Merge pull request #321 from DevanshuNEU/fix/eval-path-normalization-calibration

DevanshuNEU · web-flow · commit 42d6b1c8510c · 2026-06-12T13:17:48.000-04:00
fix: normalize indexed repo paths in eval runner, calibrate baseline
diff --git a/backend/evals/baseline.json b/backend/evals/baseline.json
@@ -1,13 +1,13 @@
 {
-  "calibrated": false,
+  "calibrated": true,
   "tolerance": 0.05,
   "free_core": {
-    "recall@10": null,
-    "mrr": null
+    "recall@10": 0.8,
+    "mrr": 0.8
   },
   "pro_reranked": {
-    "recall@10": null,
-    "mrr": null
+    "recall@10": 0.85,
+    "mrr": 0.6583
   },
-  "note": "Set calibrated=true and fill the numbers after the first real `python -m evals` run against a populated index. Until calibrated, the pytest gate skips rather than asserting against a fake baseline."

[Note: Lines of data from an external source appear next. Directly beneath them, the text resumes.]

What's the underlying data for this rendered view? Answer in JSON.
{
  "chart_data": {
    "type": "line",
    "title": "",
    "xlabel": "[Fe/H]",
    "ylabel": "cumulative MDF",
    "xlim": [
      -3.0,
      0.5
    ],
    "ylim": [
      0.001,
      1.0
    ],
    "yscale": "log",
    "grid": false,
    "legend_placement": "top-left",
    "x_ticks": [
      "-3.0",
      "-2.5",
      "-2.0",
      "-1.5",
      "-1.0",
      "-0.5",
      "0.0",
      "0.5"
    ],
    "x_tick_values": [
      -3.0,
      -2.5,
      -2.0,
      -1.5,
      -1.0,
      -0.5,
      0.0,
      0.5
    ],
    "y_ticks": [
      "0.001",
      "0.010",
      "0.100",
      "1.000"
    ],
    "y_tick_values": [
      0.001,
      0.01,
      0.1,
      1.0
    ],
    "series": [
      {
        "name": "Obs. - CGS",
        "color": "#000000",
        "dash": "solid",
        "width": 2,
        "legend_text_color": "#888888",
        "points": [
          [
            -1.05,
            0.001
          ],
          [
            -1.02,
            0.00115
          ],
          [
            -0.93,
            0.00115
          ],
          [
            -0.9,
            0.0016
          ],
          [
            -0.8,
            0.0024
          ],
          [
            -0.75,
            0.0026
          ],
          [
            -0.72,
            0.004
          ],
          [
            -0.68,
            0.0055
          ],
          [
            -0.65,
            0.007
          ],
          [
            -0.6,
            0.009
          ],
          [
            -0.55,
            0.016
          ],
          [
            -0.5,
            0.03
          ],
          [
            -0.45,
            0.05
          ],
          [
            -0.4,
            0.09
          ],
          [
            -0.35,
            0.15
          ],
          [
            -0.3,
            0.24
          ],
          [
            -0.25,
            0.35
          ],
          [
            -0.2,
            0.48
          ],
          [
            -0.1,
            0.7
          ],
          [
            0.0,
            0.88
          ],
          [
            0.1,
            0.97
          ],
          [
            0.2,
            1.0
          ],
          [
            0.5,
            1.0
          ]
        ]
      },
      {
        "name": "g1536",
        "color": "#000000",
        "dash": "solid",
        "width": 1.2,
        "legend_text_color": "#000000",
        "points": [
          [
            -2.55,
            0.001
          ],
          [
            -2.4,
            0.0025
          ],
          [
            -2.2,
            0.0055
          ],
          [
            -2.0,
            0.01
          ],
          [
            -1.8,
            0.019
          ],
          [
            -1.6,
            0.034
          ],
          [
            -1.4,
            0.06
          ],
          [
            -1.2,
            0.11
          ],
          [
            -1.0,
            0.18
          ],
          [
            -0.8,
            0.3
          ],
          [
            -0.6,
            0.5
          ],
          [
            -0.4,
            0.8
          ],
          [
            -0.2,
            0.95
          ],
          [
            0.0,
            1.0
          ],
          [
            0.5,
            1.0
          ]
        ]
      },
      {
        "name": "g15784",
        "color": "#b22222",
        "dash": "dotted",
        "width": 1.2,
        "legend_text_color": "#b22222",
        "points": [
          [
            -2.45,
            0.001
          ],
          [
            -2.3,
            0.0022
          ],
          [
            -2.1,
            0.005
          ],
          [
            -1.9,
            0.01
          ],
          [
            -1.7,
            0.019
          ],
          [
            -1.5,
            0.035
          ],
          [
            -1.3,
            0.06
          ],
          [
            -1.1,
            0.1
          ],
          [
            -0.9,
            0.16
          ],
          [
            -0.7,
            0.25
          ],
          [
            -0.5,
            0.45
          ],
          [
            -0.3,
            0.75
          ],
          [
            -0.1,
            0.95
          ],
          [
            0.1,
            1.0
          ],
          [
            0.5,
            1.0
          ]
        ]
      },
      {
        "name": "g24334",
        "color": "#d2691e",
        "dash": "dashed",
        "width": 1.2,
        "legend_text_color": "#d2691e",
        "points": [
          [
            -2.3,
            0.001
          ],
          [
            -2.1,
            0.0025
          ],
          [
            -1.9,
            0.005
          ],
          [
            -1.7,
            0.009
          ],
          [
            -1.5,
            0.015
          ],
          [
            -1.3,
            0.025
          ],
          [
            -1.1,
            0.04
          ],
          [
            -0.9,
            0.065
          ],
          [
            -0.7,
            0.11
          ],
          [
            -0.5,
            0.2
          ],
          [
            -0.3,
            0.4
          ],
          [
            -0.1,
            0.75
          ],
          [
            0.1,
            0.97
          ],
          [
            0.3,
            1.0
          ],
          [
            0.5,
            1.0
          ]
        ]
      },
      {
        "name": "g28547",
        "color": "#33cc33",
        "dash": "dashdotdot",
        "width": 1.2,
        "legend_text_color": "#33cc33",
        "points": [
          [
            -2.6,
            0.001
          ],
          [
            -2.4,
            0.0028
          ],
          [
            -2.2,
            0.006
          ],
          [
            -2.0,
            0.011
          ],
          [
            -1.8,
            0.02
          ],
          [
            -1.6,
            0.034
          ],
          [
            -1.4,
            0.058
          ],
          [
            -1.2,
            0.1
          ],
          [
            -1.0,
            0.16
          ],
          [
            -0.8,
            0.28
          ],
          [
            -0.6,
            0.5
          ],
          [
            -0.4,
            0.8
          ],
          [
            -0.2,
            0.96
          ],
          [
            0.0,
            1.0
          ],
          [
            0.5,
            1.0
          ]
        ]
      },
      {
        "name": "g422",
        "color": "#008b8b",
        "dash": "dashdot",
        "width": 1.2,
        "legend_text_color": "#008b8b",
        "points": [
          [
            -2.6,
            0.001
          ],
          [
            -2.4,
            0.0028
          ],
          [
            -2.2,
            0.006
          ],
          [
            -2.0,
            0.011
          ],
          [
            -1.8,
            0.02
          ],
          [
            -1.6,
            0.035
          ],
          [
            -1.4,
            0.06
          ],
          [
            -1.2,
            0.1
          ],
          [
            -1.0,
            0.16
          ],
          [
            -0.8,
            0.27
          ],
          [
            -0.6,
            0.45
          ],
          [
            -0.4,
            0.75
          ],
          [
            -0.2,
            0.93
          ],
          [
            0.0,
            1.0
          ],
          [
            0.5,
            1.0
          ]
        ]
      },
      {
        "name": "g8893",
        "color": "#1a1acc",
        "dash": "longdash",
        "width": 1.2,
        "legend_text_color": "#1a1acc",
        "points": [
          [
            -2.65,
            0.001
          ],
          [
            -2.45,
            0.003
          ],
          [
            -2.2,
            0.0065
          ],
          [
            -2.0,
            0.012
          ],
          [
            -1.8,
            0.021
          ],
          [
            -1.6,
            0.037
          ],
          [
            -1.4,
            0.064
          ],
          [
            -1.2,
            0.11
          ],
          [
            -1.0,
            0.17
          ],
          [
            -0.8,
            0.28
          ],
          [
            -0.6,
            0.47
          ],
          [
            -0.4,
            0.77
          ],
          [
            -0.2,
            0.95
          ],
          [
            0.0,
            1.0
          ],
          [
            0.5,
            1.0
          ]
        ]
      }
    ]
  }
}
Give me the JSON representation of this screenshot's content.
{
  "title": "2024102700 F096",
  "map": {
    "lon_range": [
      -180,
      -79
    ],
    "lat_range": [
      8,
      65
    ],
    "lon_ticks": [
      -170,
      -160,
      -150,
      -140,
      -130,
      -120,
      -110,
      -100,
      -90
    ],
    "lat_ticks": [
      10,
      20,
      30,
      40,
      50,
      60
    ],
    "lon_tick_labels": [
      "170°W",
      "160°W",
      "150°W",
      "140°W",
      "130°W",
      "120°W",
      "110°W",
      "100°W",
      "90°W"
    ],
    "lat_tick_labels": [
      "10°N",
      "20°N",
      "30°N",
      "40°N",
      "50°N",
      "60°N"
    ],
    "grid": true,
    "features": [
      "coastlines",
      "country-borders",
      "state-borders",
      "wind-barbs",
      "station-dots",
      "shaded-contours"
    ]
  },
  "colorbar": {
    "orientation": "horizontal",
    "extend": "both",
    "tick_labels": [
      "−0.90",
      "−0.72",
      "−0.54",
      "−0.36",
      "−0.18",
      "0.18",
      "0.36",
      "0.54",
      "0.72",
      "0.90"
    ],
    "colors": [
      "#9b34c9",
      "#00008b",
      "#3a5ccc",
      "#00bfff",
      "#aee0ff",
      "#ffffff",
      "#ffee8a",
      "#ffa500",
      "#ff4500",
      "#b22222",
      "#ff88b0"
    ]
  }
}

+  "note": "Calibrated 2026-06-12 against the OCI repo index (repo_id 78aa181e-..., PINECONE_INDEX_NAME=codeintel) over the 10-query ground-truth set. Free-tier is the CI regression baseline; the pytest gate asserts free recall@10 >= 0.8 - tolerance. Reranking raises recall@10 to 0.85 but lowers MRR to 0.658 on this set (pulls one more expected file into top-10 while demoting rank-1 hits) -- pro tier is not strictly better here. Known ranker misses: q06 (durable repo-state) and q10 (path-filtering). Re-calibrate after any search_v2 ranker/embedding change."
 }
diff --git a/backend/evals/runner.py b/backend/evals/runner.py
@@ -35,12 +35,21 @@ def load_baseline(path: Path = BASELINE_PATH) -> dict:
     return json.loads(path.read_text())
 
 
-def _dedupe_files_by_rank(results: List[dict]) -> List[Tuple[str, float]]:
+def _to_repo_relative(file_path: str, repo_id: str) -> str:
+    """The index stores paths as `repos/<repo_id>/<repo-root-relative>`; ground truth
+    is repo-root-relative (and stays that way so it's portable across repo_ids). Strip
+    the exact storage prefix so the two compare. Exact match on repo_id, so we never
+    over-trim a path that happens to start with `repos/`."""
+    prefix = f"repos/{repo_id}/"
+    return file_path[len(prefix):] if file_path.startswith(prefix) else file_path
+
+
+def _dedupe_files_by_rank(results: List[dict], repo_id: str) -> List[Tuple[str, float]]:
     """search_v2 returns function-level hits; collapse to file-level, keeping the
     best (first) rank per file. Returns [(file_path, score)] in rank order."""
     seen: Dict[str, float] = {}
     for r in results:
-        fp = r.get("file_path") or ""
+        fp = _to_repo_relative(r.get("file_path") or "", repo_id)
         if fp and fp not in seen:
             seen[fp] = float(r.get("score", 0.0))
     return list(seen.items())
@@ -113,7 +122,7 @@ async def run_eval(reranking: bool, repo_id_default: str = DEFAULT_REPO_ID) -> D
             # no-hit from a swallowed error here, so flag it loudly instead of hiding it.
             empties.append(qid)
 
-        ranked = _dedupe_files_by_rank(results)
+        ranked = _dedupe_files_by_rank(results, repo_id)
         ranked_paths = [fp for fp, _ in ranked]
         run[qid] = {fp: score for fp, score in ranked} or {"__no_results__": 0.0}